Todos ellos traen banderas, la nacional, la negra, blanca y roja del último emperador alemán Guillermo II, aquella del ejército alemán entre 1892 y 1921, la bandera del 20 de julio que usaron aquellos militares que lanzaron este día en 1944, el fallido contra Adolf Hitler, y ahora aparece comúnmente entre la Pegida, la ultraderecha de Alemania Oriental –¡que contradicción!–, la bandera QAnon con una imagen de Donald Trump, incluso banderas de arco iris, la rusa en blanco, azul y rojo, la del reino de Prusia –disuelto en 1871– y siempre aquella de la AFD, el partido nacional de la derecha que ya es observado por parte del servicio secreto federal. También se ven carteles con fotos o caricaturas de los políticos alemanes más famosos, todos vestidos en rayas, así como los presos de antaño de la cárcel; y muchas traen cortos textos, exigiendo libertad… para enfermarse, para morir, para llorar a sus seres queridos, para vivir el resto de su vida con las secuelas del Covid-19 –bueno, eso no ponen–.

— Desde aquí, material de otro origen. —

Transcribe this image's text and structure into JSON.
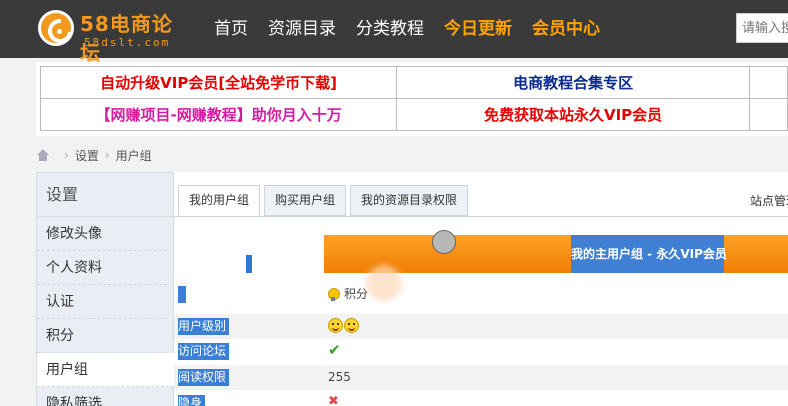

¿Pero qué hace el gobierno? Discutir cifras, prometer prontos remedios como una acelerada vacunación para todos, que hasta la fecha, por el típico burocratismo teutónico avanza a paso de tortuga, el girar una legislación con restricciones radicales que el día siguiente se cancelan, contradecirse, promover intereses egoístas por parte de políticos y partidos ya que en este año se celebran las elecciones generales, donde la cancillera Angela Merkel ya no se presenta, y un gran número de sufragios estatales y municipales, que significan para los ganadores lucrativos ingresos durante cuatro años e incluso más si logran la reelección que no tiene límite. Tampoco deben faltar los diputados estatales y federales, que usando sus buenas “connections” buscan hacer su primavera con esta crisis, consiguiendo muy baratos mascarillas y otros remedios anti-COVID para venderlos a precio a oro. Hasta ahora ya cayeron tres de estos oportunistas y seguramente hay más.
Entretanto el personal médico, como en todas partes del globo mundial, realiza tareas titánicas, muchas veces sin ser vacunadas, porque tienen que esperar hasta que les toque se turno que depende de su edad –apenas han cubierto a casi cien por ciento a los muy ancianos más de 80 años y a muchos que han cumplido los 70–. También debemos incluir entre estos silenciosos héroes a aquellas y aquellos que atienden a los ancianos, de los cuales tampoco todos están protegidos. Y la mayoría silenciosa, que se cuida, que a regañadientes aguanta las restricciones, que en su balcón puso una palma y una tina con agua tibia en la cual mojan sus pies, para poder soñar de la playa. ¿Pero qué pasa con este caldo de “Querdenker”? Ningún político, ni de la izquierda radical o liberal, ni los liberales clásicos y tampoco los demócratas cristianos y los verdes, los dos partidos dominantes, están dispuestos al diálogo con ellos, y menos ofrecen respuestas, explicaciones o alternativas; únicamente les dan autorización para realizar sus manifestaciones y después se escandalizan por el no respeto de las reglas impuestas.
Alemania, el gran ejemplo del orden y de la organización, así como va, parece una triste casa de la risa, pero no causada por un problema estructural sino por haber relegado a sus grandes pensadores en algún rincón y por haber dado rienda suelta a los “Querdenker” de la calle, a gobiernos y parlamentos incompetentes y a una administración en general que con su burocratismo alemán tan acostumbrado tampoco ofrece soluciones.